And the idea of the pre-registration day is just a carry-over from all the previous years of the con. When I first started going, there was a little booth upstairs in the Sails Pavilion that you could walk up to at any point before the end of the convention and buy your four day + preview night badge for the next year. And you even got a discount for doing it that way. The first three years I did it that way I paid $75 for my SDCC badge. Then it went up to $100.
But as it started getting busier and busier, and selling out faster each year, it also got harder to get your badge for the next year at the convention. They finally had to move it offsite and they sold a limited number of badges for the next year each day. And if you weren't in that line by around 5:30am, you probably weren't going to get it. I had a friend get capped at 6am, when the badges didn't even go on sale for another few hours.
So since that was no longer a viable option, now they do the pre-registration day online. So it's literally just an updated version of something they have been doing for probably almost as long as the convention has existed. And it's also a pretty common practice for conventions. For example, I was able to buy a fifth row seat to the Supernatural convention in Pasadena this year before I left the one in Burbank last year, and the Pasadena tickets still aren't even on sale yet.

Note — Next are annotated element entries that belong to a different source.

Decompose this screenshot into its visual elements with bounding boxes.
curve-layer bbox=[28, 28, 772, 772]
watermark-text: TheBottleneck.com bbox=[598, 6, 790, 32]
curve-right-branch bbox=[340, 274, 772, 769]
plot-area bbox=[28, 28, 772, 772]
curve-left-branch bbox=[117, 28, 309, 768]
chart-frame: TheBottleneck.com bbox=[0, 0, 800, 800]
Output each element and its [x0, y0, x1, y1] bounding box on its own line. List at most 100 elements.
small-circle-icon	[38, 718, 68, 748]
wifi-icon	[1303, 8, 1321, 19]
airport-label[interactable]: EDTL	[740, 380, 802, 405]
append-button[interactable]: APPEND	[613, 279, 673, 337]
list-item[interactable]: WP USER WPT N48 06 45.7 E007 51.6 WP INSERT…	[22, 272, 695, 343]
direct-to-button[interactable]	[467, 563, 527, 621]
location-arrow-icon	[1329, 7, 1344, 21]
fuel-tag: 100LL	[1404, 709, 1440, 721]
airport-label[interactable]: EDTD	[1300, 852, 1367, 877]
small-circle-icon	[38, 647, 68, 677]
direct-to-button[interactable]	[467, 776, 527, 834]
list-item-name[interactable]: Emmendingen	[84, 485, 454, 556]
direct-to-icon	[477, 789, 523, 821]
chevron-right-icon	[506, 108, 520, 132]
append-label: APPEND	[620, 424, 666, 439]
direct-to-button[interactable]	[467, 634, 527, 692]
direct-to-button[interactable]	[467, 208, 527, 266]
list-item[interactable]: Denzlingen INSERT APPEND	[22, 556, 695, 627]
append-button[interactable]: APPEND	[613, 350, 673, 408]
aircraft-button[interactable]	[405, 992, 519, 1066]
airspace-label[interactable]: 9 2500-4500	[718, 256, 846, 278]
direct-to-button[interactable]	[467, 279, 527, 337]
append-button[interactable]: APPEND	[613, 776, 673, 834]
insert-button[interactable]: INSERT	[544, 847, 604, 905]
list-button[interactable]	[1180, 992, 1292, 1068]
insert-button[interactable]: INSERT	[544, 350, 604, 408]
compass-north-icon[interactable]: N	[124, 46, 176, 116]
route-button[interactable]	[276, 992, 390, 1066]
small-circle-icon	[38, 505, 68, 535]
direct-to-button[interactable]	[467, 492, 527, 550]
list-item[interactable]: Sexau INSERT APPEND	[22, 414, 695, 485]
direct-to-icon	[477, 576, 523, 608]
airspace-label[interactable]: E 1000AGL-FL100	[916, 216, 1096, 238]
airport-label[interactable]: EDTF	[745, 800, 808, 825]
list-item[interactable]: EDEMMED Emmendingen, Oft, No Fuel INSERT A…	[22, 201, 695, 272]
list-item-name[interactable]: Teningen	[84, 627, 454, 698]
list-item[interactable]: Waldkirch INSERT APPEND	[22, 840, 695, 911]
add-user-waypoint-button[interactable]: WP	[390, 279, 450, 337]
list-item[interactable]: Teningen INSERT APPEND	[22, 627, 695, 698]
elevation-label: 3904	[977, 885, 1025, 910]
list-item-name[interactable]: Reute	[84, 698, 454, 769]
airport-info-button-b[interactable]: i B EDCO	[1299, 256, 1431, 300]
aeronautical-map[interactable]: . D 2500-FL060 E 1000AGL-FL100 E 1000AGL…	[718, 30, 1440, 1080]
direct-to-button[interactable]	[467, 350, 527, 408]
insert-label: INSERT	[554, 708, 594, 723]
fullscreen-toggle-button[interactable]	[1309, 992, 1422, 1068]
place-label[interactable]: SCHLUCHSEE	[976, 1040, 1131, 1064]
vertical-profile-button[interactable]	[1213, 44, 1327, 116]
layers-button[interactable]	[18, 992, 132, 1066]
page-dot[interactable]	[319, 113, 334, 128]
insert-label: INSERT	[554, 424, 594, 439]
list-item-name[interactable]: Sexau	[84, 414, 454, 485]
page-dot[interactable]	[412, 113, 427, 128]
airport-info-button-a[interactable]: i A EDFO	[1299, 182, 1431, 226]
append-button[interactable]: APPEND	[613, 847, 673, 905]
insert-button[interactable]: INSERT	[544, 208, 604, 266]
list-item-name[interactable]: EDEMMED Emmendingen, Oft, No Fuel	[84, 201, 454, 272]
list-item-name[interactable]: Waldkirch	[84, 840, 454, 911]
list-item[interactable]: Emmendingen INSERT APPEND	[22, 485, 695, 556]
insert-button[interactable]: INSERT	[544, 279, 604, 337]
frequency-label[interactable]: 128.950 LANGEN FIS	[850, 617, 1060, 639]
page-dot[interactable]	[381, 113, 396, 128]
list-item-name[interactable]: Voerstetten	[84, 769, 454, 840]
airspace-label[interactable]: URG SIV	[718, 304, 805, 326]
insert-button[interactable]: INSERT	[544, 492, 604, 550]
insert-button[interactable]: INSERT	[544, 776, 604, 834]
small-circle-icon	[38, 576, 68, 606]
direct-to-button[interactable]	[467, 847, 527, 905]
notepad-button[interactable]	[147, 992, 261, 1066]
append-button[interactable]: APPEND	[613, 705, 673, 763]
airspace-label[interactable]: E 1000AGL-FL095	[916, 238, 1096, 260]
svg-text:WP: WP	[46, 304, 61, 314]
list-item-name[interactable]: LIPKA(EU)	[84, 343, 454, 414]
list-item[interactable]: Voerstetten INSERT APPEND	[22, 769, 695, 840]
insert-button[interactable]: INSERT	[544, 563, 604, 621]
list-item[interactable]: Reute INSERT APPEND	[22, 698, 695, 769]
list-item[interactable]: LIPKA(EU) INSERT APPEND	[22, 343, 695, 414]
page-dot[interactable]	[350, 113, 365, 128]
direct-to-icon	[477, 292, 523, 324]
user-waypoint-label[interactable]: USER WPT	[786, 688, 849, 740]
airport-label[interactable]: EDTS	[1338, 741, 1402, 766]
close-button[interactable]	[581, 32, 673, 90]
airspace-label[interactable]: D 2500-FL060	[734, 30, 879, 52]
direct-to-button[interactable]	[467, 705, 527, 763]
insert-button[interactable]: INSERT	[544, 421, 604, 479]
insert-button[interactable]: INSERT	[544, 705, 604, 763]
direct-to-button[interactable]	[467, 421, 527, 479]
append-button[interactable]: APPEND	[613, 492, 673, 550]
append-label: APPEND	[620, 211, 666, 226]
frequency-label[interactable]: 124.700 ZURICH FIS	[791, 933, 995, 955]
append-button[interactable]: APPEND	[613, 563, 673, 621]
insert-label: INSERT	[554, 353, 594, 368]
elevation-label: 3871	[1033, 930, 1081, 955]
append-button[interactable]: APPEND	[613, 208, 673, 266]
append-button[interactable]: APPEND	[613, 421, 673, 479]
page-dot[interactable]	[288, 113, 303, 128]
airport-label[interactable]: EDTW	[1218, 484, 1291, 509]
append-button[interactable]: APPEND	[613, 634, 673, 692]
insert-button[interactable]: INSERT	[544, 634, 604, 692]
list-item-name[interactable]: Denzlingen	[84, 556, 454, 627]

As someone already noted, the pre-registration day is still not a guarantee. It's the same kind of luck of the draw raffle that the open registration is. And it's only available for people that bought the normal tickets the previous year. Despite the fact that I have been going for as long as I have, I've never been eligible for the pre-registration day online because I've also never been able to get picked out of the waiting room for the Open registration, and always have to find someone I know with a booth that has an available Exhibitor's badge I can buy from them (which costs $200 more than a regular four day badge).
While they have more than outgrown the San Diego Convention Center, there also isn't any convention center that could hold the number of people that actually want to go. So even if/when they move to a new location (since San Diego axed the expansion plan), we're still going to be stuck battling for tickets and hoping for a bit of good luck while we watch the spinning blue dots in the waiting room.